What you need to do is acknowledge you were had and then move on from there and do better. But, since you'd have us believe you're the very best, I'd suggest you have just put your foot in your mouth, stepped on your crank and any number of things that demonstrate your basic, underlying, incompetence.
@Doug Glass: Not at all.
The internals, where Panda product are deployed, were unaffected by the hack. The marketing sites, controlled by the clueless drones and bean counters who ignored our security advice for ease of use and cost control, were hacked. So their product is good, AND they've provided evidence of what happens when it's ignored.
See how easy that is? And I don't even work for or use their product.
It appears that Sabu is being denounced because the other Anon/Lulzsec members think he's a "snitch" - I'd be interested to see how the other members of Anon/Lulzsec stand up to interrogation by professional law enforcement. I suspect they think it'd be easy, I mean, how hard can it be?

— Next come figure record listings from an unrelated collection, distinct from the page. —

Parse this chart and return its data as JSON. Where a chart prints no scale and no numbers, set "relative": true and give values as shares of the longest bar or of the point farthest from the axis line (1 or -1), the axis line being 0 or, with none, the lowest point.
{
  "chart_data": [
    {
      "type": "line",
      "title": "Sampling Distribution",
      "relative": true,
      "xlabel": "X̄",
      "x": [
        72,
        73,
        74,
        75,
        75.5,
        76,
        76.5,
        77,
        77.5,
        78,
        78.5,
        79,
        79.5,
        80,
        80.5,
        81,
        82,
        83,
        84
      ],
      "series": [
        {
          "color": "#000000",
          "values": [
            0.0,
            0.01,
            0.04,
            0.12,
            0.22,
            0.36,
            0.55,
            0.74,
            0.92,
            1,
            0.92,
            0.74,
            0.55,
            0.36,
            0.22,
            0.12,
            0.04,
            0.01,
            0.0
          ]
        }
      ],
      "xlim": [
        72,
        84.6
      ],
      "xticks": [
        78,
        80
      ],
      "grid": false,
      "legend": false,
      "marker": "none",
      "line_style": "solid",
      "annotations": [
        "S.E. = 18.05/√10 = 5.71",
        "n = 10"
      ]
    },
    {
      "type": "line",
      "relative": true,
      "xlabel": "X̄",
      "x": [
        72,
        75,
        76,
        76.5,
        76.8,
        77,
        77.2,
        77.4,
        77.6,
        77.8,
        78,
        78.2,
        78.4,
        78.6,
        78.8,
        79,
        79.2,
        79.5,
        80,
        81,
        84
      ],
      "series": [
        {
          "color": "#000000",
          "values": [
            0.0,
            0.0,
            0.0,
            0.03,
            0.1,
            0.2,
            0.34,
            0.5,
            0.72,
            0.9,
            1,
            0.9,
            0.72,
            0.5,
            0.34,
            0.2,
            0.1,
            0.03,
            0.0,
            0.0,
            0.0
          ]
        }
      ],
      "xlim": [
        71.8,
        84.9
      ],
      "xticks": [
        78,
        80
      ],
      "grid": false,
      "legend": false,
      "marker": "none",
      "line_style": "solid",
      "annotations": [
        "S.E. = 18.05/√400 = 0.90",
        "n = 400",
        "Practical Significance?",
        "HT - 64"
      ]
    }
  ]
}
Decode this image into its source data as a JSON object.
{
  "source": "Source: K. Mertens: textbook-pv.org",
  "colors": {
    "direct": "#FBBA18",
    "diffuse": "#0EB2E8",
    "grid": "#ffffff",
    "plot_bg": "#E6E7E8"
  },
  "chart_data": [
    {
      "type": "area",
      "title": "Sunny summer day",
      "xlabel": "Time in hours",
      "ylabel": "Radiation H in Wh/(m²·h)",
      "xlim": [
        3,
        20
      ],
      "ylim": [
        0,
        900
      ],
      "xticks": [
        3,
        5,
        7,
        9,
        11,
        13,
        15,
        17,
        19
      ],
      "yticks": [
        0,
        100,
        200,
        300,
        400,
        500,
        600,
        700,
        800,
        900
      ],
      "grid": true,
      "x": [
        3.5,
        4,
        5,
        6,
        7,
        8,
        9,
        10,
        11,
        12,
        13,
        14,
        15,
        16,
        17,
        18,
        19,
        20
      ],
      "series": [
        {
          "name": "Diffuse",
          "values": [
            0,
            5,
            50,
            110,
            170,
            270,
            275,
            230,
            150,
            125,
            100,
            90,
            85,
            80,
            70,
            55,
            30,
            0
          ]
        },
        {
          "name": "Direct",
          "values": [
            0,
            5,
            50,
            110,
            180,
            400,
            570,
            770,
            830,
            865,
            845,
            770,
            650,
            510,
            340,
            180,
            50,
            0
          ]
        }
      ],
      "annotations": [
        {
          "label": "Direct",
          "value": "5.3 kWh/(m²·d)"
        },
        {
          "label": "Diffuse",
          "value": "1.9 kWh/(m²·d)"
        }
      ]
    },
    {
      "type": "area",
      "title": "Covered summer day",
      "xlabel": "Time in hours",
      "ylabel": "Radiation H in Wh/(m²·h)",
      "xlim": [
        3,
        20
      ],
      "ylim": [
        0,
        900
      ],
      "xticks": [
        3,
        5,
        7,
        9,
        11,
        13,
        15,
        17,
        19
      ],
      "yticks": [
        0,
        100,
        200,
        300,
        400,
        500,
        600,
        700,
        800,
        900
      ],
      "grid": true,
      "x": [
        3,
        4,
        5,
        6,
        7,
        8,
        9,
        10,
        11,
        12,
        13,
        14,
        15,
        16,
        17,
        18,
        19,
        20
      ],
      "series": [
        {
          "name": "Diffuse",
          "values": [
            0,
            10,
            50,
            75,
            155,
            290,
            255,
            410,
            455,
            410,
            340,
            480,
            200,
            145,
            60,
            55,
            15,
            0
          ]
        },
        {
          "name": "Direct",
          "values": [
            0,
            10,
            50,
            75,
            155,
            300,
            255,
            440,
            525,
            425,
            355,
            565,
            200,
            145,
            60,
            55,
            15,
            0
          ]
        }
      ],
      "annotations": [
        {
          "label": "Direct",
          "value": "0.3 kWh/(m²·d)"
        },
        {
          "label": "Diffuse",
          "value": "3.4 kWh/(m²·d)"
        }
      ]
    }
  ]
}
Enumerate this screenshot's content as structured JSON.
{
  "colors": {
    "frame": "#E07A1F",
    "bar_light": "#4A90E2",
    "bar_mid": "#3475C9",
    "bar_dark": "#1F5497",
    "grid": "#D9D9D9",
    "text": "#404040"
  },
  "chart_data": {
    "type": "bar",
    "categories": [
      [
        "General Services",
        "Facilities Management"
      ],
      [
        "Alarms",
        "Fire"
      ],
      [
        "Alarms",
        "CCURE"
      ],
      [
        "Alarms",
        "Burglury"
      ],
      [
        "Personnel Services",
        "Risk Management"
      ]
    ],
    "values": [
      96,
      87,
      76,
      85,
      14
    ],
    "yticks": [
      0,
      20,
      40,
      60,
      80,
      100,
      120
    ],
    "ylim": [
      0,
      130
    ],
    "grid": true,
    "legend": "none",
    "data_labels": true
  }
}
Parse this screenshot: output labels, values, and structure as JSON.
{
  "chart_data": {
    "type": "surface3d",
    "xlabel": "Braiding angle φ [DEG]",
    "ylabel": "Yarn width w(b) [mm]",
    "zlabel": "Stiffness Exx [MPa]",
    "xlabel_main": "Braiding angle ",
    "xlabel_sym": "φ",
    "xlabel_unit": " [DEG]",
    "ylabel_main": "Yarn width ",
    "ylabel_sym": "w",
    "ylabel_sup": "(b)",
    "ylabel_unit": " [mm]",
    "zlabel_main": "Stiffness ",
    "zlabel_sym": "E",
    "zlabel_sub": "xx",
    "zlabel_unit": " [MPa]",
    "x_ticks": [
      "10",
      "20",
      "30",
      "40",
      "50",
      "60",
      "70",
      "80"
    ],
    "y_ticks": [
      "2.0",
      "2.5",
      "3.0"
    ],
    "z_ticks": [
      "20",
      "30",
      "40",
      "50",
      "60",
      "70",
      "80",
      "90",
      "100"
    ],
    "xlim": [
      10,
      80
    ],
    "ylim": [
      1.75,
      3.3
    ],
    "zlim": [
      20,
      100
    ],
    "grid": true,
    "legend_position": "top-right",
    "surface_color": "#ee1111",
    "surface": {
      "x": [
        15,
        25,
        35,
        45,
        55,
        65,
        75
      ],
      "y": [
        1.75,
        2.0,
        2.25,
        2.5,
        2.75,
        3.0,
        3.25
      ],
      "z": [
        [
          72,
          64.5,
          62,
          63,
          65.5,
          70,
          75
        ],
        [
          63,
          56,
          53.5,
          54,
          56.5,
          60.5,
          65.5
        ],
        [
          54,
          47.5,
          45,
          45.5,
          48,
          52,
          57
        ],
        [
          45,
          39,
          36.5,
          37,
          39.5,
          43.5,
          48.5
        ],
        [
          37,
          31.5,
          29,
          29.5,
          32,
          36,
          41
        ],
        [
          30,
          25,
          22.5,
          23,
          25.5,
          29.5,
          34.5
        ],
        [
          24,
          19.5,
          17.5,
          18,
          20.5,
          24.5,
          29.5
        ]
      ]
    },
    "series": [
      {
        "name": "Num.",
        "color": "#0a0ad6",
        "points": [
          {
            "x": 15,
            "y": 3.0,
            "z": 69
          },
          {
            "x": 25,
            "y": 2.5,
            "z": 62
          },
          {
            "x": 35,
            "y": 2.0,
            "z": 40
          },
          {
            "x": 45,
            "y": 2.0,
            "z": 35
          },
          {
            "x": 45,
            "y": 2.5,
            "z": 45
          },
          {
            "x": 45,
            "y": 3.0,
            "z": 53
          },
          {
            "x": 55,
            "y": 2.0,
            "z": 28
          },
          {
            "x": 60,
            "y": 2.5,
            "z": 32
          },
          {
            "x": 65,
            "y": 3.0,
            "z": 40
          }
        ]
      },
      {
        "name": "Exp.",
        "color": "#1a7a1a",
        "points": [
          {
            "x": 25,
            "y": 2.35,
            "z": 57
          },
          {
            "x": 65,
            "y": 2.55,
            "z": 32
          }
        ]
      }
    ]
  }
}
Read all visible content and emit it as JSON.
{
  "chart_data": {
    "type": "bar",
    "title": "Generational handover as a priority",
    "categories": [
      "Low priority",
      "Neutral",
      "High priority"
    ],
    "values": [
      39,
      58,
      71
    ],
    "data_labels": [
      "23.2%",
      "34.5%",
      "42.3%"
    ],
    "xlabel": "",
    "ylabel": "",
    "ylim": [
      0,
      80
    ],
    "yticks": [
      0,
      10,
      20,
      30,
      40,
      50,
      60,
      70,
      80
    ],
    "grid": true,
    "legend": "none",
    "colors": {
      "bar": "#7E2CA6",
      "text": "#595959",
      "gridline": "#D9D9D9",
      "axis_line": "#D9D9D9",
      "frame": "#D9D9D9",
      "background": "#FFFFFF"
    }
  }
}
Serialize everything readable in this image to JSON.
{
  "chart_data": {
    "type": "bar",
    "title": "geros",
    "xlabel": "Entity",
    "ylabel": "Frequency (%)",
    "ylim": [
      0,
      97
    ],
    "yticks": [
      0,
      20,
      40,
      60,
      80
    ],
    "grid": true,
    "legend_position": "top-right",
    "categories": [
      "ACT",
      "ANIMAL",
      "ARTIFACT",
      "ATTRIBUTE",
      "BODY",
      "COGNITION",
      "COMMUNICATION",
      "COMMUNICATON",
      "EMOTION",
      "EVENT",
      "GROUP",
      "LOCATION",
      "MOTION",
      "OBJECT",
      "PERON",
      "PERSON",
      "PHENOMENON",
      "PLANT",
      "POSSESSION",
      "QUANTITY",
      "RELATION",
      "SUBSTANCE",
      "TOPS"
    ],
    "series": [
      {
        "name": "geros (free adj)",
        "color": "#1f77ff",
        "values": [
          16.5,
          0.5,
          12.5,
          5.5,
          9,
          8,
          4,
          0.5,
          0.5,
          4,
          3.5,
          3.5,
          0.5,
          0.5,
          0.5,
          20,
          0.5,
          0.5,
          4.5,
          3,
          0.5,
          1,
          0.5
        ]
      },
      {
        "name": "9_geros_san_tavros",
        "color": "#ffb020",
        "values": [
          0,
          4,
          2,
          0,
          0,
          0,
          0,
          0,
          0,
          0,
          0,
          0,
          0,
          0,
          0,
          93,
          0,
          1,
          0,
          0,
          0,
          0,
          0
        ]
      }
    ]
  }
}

Well, it turns out very hard (I speak from experience), especially if you're the sort of person who gets cocky and doesn't just stick with "No Comment" as an answer to anything.
According to reports I've read, there wasn't much interrogating. Police knocked on his door, he realized the jig was up and just how badly he was screwed and started chattering away before they even took him down to be booked. After he'd been booked, he was pretty much a sock puppet for the FBI. Which means the other arrests that have just been made are likely to hold up well in court. The question for LULZ and anon is: How much do you trust those people not to turn just as quickly as Sabu did?
Denial is not working
Denial doesn't seem to be working too well for Anon, Sabu, Assange or The Pirate Bay Boys. there seems to be a pattern here. It would appear that Denial is not a river in Egypt.
so are they a sad panda?
I wonder ....
What would make this a great story is if they police were accused of entrapment by using Sabu. I don't think I have prepared this much popcorn in a while.
Let the circus begin
It should be funny hearing the defenses for these hackers in court.
"I'couldn't get a job so I hacked the FBI website to show them how smart I R."